Entertainment

NOWHERE MAN’S MIND GAMES

MARK David Chapman’s chilling diary entries and transcripts of his conversations form the basis of “The Killing of John Lennon,” an occasionally revealing glimpse inside the mind of Chapman before, during and after the assassination.

Those who don’t know the details of Chapman’s thinking may be somewhat intrigued by his obsession with “The Catcher in the Rye” and his belief that Lennon was a phony who deserved to die – much as Holden Caulfield fantasized about killing a pimp – because he sang “Imagine no possessions” while owning a yacht and lots of other luxury property.

A creepy performance by an appropriately scummy Jonas Ball holds the film together. The pacing is slow, though, and the movie tests the limits of how much time you want to spend listening to a lunatic.

A Brit maker of TV movies, Andrew Piddington directs with comical ineptitude; Chapman hangs around a Times Square that Piddington makes no attempt to disguise as the 1980 version.

In a howler of a scene, Chapman, who is supposedly coming in from an airport, is in a cab heading downtown through Times Square (which is not, from any airport, on the way to the Waldorf-Astoria, where Chapman is heading). He passes 43rd Street, then is suddenly several blocks north of there so he can pass it in the same direction again, as dozens of signs and landmarks that weren’t there in 1980 can clearly be seen through the windows of the cab. The cabby says he will shortly pass Lennon’s place on West 72nd – the exact opposite direction.
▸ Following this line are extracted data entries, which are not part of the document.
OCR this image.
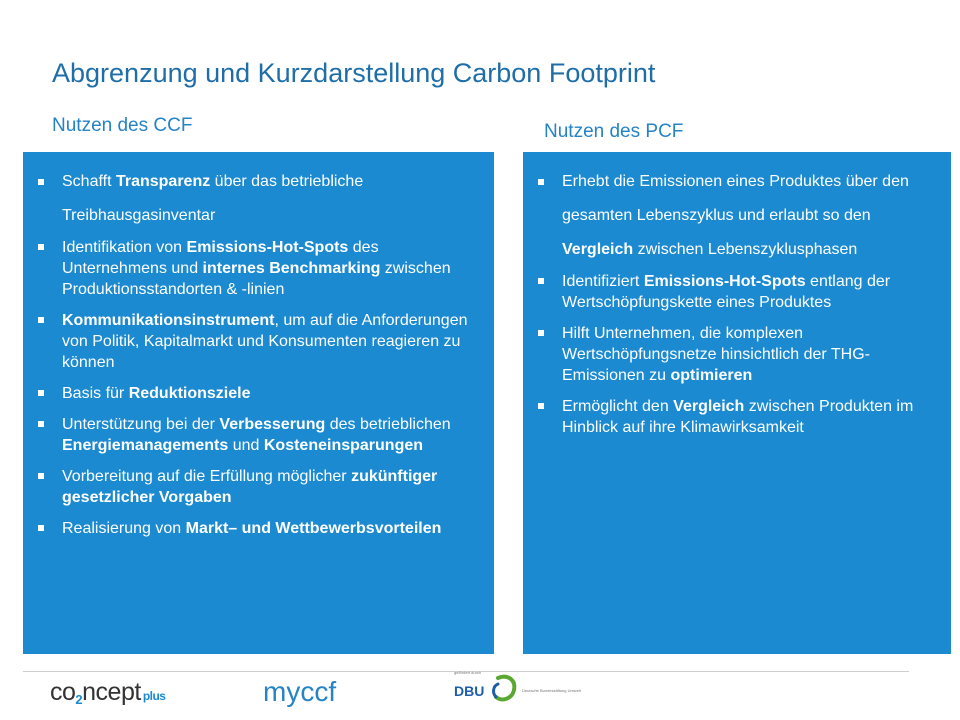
Abgrenzung und Kurzdarstellung Carbon Footprint
Nutzen des CCF	Nutzen des PCF
Schafft Transparenz über das betriebliche Treibhausgasinventar
Identifikation von Emissions-Hot-Spots des Unternehmens und internes Benchmarking zwischen Produktionsstandorten & -linien
Kommunikationsinstrument, um auf die Anforderungen von Politik, Kapitalmarkt und Konsumenten reagieren zu können
Basis für Reduktionsziele
Unterstützung bei der Verbesserung des betrieblichen Energiemanagements und Kosteneinsparungen
Vorbereitung auf die Erfüllung möglicher zukünftiger gesetzlicher Vorgaben
Realisierung von Markt– und Wettbewerbsvorteilen
Erhebt die Emissionen eines Produktes über den gesamten Lebenszyklus und erlaubt so den Vergleich zwischen Lebenszyklusphasen
Identifiziert Emissions-Hot-Spots entlang der Wertschöpfungskette eines Produktes
Hilft Unternehmen, die komplexen Wertschöpfungsnetze hinsichtlich der THG-Emissionen zu optimieren
Ermöglicht den Vergleich zwischen Produkten im Hinblick auf ihre Klimawirksamkeit
$co_2ncept$ plus	myccf
gefördert durch
DBU	Deutsche Bundesstiftung Umwelt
Even if you can forgive Piddington’s mangling of the basics, you will find it hard to overlook his frantic use of slo-mo, a wobbly camera, freeze frames, double exposures and a close-up of a single eye. And since Piddington couldn’t secure the rights to any Lennon songs, he fills the soundtrack with a strangely random collection of work by anonymous soft-rock groups with no evident ties to anything in the movie.

THE KILLING

OF JOHN LENNON* 1/2Imagine a better movie.Running time: 114 minutes. Not rated (profanity, violence). At the IFC Center, Sixth Avenue and Third Street.